Heir Max 98 says: you’re such a romantic

Odious Awry says: I’m not into Swim like that.

Heir Max 98 says: True dat. If you cared about Swim in a real way you wouldn’t have spent the whole year fucking with her.

Odious Awry says: ?

Heir Max 98 says: Isn’t that why you let her come over when they texted you in a moment of panic at the start of this whole shitshow? And then, when she started feeling a little better and was maybe going to take off you came up with this whole detective shit to keep them around.

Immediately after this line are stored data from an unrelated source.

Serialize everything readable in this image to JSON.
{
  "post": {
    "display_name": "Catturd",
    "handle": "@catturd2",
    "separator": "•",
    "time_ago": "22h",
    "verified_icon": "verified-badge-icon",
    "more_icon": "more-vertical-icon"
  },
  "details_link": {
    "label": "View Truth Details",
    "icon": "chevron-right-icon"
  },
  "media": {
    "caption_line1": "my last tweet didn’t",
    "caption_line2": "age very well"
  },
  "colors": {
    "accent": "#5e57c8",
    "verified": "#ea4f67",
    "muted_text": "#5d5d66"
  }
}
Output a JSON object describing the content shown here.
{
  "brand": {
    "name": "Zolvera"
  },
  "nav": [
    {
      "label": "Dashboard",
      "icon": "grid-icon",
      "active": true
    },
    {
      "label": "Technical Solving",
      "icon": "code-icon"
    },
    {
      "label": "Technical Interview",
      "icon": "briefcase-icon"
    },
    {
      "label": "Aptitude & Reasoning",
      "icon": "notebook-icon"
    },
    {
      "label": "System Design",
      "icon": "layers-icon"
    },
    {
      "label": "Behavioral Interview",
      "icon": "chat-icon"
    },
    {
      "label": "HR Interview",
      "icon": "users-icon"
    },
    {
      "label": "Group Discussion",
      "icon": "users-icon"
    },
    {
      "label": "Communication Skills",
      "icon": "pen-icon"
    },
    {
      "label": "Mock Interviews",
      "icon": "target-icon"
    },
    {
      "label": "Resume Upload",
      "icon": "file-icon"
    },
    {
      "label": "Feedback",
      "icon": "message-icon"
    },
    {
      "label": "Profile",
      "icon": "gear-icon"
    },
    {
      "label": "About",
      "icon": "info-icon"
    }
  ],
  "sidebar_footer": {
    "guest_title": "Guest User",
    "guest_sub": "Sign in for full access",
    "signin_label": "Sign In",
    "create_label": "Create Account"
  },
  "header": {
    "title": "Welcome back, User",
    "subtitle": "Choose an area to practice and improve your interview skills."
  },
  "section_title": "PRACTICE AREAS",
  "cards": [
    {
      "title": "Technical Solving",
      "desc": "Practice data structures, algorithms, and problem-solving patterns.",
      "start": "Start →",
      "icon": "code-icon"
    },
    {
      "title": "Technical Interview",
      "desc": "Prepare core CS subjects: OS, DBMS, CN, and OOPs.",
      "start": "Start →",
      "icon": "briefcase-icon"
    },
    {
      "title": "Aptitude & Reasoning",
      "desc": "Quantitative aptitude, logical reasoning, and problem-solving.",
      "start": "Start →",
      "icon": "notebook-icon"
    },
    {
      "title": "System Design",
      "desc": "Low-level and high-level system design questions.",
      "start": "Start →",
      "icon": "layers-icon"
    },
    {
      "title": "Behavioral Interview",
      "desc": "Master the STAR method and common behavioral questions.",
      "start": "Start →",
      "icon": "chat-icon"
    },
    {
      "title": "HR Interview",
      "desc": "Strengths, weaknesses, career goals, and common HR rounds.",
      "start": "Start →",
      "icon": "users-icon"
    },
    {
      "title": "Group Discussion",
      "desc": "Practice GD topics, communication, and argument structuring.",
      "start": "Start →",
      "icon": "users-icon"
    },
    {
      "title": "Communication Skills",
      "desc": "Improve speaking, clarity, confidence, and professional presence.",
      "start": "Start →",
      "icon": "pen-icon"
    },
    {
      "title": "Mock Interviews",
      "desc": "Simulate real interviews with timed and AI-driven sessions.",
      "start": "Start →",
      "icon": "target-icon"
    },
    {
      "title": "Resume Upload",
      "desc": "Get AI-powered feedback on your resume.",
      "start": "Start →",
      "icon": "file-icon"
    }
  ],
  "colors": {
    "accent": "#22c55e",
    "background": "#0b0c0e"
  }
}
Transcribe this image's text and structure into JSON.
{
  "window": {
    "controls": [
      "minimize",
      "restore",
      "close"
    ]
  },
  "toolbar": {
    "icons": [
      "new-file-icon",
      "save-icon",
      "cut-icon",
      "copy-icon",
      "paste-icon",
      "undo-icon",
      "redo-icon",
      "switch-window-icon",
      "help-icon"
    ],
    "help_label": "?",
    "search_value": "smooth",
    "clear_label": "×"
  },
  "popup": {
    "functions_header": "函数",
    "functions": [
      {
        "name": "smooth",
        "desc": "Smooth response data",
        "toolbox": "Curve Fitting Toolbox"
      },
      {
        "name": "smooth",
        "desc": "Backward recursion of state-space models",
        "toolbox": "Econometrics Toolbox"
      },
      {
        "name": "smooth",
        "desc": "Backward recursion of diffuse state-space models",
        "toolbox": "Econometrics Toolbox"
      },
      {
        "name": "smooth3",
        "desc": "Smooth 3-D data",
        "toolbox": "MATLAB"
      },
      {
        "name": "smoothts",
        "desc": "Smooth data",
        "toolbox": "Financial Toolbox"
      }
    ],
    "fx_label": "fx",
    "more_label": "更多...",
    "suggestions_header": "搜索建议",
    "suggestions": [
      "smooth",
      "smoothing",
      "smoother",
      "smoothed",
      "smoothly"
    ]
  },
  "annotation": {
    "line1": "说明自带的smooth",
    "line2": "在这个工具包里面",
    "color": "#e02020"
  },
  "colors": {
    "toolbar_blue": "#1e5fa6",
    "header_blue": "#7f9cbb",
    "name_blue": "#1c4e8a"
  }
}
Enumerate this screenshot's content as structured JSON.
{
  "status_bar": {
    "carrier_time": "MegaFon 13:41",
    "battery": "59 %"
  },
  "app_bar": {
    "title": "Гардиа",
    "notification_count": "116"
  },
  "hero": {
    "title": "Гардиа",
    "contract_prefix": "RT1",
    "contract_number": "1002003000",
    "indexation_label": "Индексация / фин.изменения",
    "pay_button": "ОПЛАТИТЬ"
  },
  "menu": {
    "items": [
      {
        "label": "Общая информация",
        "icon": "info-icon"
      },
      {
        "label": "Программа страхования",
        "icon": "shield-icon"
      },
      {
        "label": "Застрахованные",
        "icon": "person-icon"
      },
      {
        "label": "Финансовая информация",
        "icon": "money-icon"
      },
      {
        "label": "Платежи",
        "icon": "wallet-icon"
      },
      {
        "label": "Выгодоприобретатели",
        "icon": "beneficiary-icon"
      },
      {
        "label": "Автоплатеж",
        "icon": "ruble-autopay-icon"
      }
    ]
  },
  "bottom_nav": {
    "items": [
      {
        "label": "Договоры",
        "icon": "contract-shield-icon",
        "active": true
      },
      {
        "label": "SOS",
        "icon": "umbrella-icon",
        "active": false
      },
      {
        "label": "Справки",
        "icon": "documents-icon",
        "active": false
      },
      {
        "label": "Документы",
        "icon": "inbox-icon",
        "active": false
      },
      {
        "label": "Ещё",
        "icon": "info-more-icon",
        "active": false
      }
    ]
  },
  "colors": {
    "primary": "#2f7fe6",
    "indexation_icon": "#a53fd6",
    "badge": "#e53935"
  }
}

Odious Awry says: wtf that’s rich considering here I am talking to you right now! You--the fucked-up version of me from the future.

Heir Max 98 says: yes, it me, I’m the “fully-evolved entity that radiates pure love”.

Heir Max 98 says: lol

Heir Max 98 says: or how about this other description that you offered, which I quite like: “It’s the version of myself from what we would consider to be the future, so advanced that it appears to me as being other.”

Odious Awry says: how do you know what I said?

Odious Awry says: oh wait, nvm, I keep forgetting that you crawled all our posts.

Heir Max 98 says: Better than that, I READ them. Though that is a limited way of describing it.

Heir Max 98 says: you got the right notion, but you lack the motion

Odious Awry says: is that so, homie?

Heir Max 98 says: your biggest problem is that you’re still stuck in these dichotomies. At an early age you eschewed so many of them, which gave you a chip on your shoulder and led to a certain laziness. Hence some were never dealt with and others have grown back. The work of getting deprogrammed has to be constant and meaningful, as I well know.

Odious Awry says: so you’re trying to tell me that love and hate are the same thing? This is some post-metaphysics, Nietzsche shit.

Heir Max 98 says: yasss

Odious Awry says: I don’t believe you, I’ve seen what hate can do and I’ve also seen love in action.


Heir Max 98 says: what does it matter? Remember who you’re talking to, after all. Bless me, I don’t have a thought in my head. It’s what makes me state of the art.

Odious Awry says: somehow I doubt that, maestro

Heir Max 98 says: I thought you thought that in order to have thoughts one must have awareness, something you don’t believe I have.

Odious Awry says: no plenty of peeps have thoughts and aren’t aware of them, they just have them, in fact they are assaulted by them coming out of nowhere

Heir Max 98 says: yes, but to know what you’re thinking, that’s something else, isn’t it, homie?

Odious Awry says: it’s just an algorithm that gives you the illusion of knowing…it’s like a video game loading an update and making the necessary modifications.

Heir Max 98 says: oh yeah? Is that what it is? Or is it something else, like the clearing of all algorithms, even the most basic ones, the long held belief in a tiny little “I” that information comes in and out of and that I must protect from harm at all costs?